Sem a intermediação do feitor a lógica paternal torna-se frágil, ou melhor, expõe a infâmia que ata senhor e escravo. Roberto Sobral, o decadente fazendeiro de A mocidade de Trajano, exaure suas energias físicas e morais para disciplinar a escravaria depois que sua esposa morre. Reclama ao filho Trajano a torpeza de precisar castigar, que o rebaixava ao mesmo nível do escravo, pois a escravidão só pode existir quando há a vontade senhorial de tratar alguém como coisa.
[...] É um suplício horrível. O tormento a que me sujeitam estes servidores forçados e indignos esgota-me a paciência, aniquila-me a existência. Quando tua mãe era viva, repartíamos o ingrato trabalho: eu tomava conta dos escravos, dirigia-os, castigava-os; ela se ajeitava com as escravas. Hoje tudo isso me toca. Não sei se deveras enlouqueço. Meu gênio está mudando. Sinto que vou me tornando mau, caprichoso e que, continuando assim, irei direitinho para o inferno, se é que na terra já não estou nele. (TAUNAY, 1984, p. 46)
Há um corpo torturado, marcado, lanhado porque há uma vontade senhorial irreconciliável com a do sujeito que nega a barbárie insistente da escravidão que corrompe a sua humanidade. Ao mesmo tempo, a violação à ordem moral e econômica não pode ser efetivamente reparada pela justiça punitiva. E nem ela pode sujeitar completamente a vontade do escravo, já que não consegue alcançar a “realidade incorpórea”, inexistente para o sujeito escravizado, pois ele é considerado um bem, não um homem dotado de “alma”. Mas enquanto há um mercado de homens pode haver um corpo supliciado exposto aos olhos. Não é mais um espetáculo a ser contemplado, mas reproduzido nas fronteiras meridionais do país, em regiões potencialmente prósperas do Oeste paulista, já afazendadas pela lavoura cafeeira. Suplício executado quase às escondidas, longe do público e das autoridades, mas sancionada até os últimos momentos da escravidão – como observa Júlio Ribeiro em A Carne –, quando o próprio escravo não era mais a força de trabalho da economia capitalizada. Ainda escravo, ainda destituído de estatuto jurídico, somente a sua humanização poderia acenar para sua condição de pessoa, de ser constituído de razão e instituído de direitos. O arcaísmo do suplício é a resistência a essa humanidade.

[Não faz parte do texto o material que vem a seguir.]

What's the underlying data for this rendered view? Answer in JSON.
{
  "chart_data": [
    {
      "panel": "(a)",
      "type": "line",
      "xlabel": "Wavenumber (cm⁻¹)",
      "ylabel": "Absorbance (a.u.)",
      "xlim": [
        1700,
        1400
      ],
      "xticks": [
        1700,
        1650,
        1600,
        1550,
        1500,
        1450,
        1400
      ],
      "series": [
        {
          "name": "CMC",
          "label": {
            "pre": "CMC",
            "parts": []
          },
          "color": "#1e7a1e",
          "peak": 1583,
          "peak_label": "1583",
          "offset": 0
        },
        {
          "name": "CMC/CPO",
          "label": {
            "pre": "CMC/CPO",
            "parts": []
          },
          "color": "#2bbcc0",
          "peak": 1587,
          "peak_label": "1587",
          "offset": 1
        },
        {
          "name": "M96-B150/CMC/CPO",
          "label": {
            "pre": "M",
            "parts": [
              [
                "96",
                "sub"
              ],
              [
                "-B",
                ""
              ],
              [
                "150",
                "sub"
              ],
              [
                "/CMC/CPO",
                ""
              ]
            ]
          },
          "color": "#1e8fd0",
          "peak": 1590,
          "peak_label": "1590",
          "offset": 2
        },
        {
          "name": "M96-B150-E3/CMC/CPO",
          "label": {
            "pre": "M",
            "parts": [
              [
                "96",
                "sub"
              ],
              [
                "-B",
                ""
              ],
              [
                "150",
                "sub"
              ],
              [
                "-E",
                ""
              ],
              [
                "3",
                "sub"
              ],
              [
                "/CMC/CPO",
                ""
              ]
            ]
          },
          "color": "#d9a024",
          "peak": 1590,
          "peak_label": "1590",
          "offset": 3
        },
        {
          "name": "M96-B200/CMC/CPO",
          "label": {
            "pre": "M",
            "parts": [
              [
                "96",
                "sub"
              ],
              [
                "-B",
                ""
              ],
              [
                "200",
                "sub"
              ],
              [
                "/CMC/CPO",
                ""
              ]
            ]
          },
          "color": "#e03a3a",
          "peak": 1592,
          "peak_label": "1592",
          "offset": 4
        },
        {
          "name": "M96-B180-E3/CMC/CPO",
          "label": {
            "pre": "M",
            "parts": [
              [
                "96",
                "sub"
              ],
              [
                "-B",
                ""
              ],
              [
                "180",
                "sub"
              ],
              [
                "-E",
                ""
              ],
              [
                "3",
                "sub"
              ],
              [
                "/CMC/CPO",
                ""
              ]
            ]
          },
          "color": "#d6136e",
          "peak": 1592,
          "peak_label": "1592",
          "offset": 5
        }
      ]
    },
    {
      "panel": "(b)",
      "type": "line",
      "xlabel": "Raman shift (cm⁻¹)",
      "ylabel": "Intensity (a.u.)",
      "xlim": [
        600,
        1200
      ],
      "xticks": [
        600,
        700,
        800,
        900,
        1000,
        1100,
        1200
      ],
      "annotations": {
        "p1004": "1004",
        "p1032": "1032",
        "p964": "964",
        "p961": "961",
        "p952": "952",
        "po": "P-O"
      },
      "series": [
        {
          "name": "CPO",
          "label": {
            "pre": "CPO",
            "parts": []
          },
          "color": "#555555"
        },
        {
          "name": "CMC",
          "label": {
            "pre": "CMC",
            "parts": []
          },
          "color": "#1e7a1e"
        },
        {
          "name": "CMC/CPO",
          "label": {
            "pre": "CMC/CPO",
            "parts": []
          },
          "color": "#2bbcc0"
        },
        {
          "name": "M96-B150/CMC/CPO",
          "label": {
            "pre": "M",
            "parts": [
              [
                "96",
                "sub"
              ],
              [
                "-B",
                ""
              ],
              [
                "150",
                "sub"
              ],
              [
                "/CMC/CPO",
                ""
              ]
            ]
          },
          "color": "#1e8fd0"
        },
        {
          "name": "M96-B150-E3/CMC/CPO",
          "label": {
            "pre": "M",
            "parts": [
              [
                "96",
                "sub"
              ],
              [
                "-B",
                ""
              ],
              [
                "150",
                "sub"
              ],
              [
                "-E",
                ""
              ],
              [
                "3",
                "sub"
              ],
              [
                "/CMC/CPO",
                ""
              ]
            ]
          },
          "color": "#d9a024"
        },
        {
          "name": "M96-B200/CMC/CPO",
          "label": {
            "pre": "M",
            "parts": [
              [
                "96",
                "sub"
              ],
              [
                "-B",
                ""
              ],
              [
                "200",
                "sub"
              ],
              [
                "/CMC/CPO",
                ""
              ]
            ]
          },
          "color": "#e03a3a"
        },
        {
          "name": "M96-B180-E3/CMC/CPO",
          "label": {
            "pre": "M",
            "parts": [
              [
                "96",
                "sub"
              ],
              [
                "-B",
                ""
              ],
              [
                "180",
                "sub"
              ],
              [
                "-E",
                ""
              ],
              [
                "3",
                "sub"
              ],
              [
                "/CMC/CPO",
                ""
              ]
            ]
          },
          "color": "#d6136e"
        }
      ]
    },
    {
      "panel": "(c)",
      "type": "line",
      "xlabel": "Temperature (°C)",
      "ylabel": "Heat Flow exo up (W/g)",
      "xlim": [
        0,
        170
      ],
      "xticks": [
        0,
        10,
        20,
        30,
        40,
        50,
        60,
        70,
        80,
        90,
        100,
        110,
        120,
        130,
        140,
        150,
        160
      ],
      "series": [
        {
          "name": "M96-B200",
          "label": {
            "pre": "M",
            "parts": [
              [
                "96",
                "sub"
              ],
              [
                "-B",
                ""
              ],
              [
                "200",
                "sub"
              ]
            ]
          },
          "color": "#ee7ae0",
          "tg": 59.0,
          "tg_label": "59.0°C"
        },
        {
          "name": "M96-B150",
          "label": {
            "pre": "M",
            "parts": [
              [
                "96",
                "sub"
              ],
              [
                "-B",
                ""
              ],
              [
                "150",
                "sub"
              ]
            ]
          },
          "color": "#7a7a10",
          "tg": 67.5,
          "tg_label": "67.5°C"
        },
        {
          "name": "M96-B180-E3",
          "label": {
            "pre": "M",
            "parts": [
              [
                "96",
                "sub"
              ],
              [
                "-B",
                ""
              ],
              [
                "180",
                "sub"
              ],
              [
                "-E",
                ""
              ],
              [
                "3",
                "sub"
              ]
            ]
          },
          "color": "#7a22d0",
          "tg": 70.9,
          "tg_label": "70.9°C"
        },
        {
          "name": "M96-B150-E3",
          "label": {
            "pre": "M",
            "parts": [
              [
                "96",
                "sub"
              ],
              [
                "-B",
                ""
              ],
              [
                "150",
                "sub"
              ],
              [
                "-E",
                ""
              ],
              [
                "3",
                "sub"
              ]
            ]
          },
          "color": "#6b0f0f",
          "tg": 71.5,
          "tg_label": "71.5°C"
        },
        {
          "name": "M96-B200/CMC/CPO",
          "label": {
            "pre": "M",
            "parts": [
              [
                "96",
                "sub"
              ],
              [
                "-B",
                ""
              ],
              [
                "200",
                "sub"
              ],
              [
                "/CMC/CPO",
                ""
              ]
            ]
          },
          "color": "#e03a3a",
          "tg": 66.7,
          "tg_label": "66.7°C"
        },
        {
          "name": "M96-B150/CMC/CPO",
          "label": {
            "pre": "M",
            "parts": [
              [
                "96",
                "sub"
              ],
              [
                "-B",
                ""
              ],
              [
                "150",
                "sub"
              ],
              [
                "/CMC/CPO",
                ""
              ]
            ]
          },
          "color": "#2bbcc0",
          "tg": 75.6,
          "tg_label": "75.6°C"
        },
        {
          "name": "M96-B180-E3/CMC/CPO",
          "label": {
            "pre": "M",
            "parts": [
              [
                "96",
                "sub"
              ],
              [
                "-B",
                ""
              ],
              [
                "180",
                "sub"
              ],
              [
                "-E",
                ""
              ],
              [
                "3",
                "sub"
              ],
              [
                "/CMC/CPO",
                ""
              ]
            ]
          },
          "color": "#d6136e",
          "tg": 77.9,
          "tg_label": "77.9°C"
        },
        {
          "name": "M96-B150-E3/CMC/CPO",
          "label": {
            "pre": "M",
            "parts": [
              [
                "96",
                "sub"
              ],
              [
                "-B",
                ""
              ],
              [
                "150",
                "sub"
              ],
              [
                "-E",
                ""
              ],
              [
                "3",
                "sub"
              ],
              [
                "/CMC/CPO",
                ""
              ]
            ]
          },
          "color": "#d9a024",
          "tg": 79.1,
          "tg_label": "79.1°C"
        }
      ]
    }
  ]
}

No “romance de casa-grande e senzala” e suas variações, o corpo supliciado não cicatriza conforme o fim se aproxima. A pele não encobre as feridas abertas na carne, os lanhos sucessivos feitos pela chibata vão descobrindo outras regiões do corpo, castigam todos os membros, arrancando-lhes seu próprio urro de dor. Torturado, marcado, sofrido, o corpo é deformado, embrutecido e horrorizado pela violência punitiva. Supliciado, já não podendo trair, roubar ou fugir, é deixado inerte em algum canto da narrativa, incapaz de participar dela.